Choosing the Right Framework
Use LangChain Deep Agents when:
- You want the most model-agnostic, officially-supported local setup — any OpenAI-compatible endpoint works
- TTFT matters to your user experience and you need the lowest possible latency
- You need shell execution with explicit backend control (local shell vs. sandboxed vs. remote, with configurable approval gates)
- You want deep LangSmith integration for tracing and debugging multi-agent workflows
- You prefer the full LangGraph ecosystem for checkpointing, conditional routing, and graph-based control flow
Use Claude Agent SDK when:
- You want
Bash,Glob,Grep,WebSearch, andWebFetchimmediately, with zero configuration - You’re building something that will eventually use Claude in production — develop locally with LM Studio, deploy to cloud without changing code
- You want automatic context compaction and session resumption without writing that logic yourself
- The Claude Code agent loop is the right abstraction for your task (it’s been extensively validated on coding workflows)
The honest answer for most local-first developers:
Both frameworks can point at the same local model via LM Studio — they just use different API protocols to get there.

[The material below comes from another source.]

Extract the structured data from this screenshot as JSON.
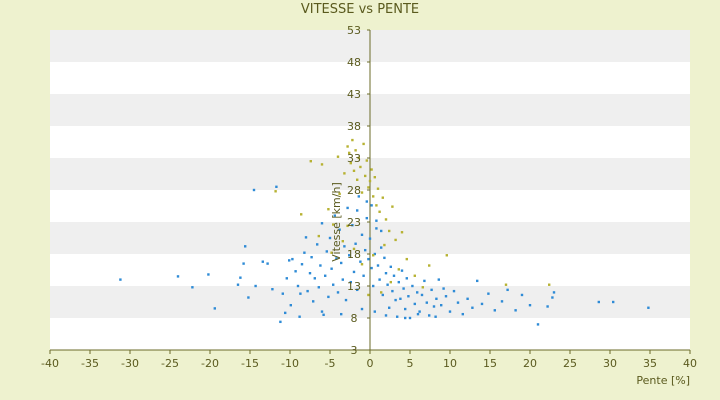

The benchmark shows a real TTFT gap between the two local paths (~20ms vs ~6s), which comes from the Anthropic-compatible endpoint adding more overhead than the OpenAI-compatible one on LM Studio. For everything else — total throughput, feature set, and code complexity — they’re much closer than the marketing suggests.
If you don’t need or want a Claude subscription and want maximum flexibility over which model runs your agent, Deep Agents is the cleaner path. If you’re already in the Anthropic ecosystem and want to develop locally before pointing at Claude in production, the Claude Agent SDK redirect to LM Studio is a legitimate workflow.
Conclusion
The original framing of “model lock-in vs. flexibility” turned out to be less binary than expected. With LM Studio’s Anthropic-compatible endpoint, both frameworks can run against the same local model. The .env is the only difference.
What the benchmark actually shows is a protocol overhead gap: Deep Agents via the OpenAI-compatible path gives ~20ms TTFT; the Claude Agent SDK via the Anthropic-compatible path gives ~6s TTFT — both hitting the same model on the same machine. For short, interactive tasks that gap is the entire user experience. For long autonomous workflows, it disappears into the noise.
For shell execution: Claude Agent SDK’s Bash is zero-config and ready immediately. Deep Agents’ execute requires explicitly choosing a backend, which gives you more control but more setup. Neither requires writing custom tool logic.
Run benchmark_agents.py with your own model and hardware. The results will depend on which GGUF quantization you load, your system RAM and unified memory, and what your prompts actually look like in production.
Repo layout: agents/deepagent.py and agents/claudeagent.py define the two agents; agents/main.py mounts their streaming routes under /agents. Start the server with uv run uvicorn main:app --reload. Benchmark options: uv run python benchmark_agents.py --help.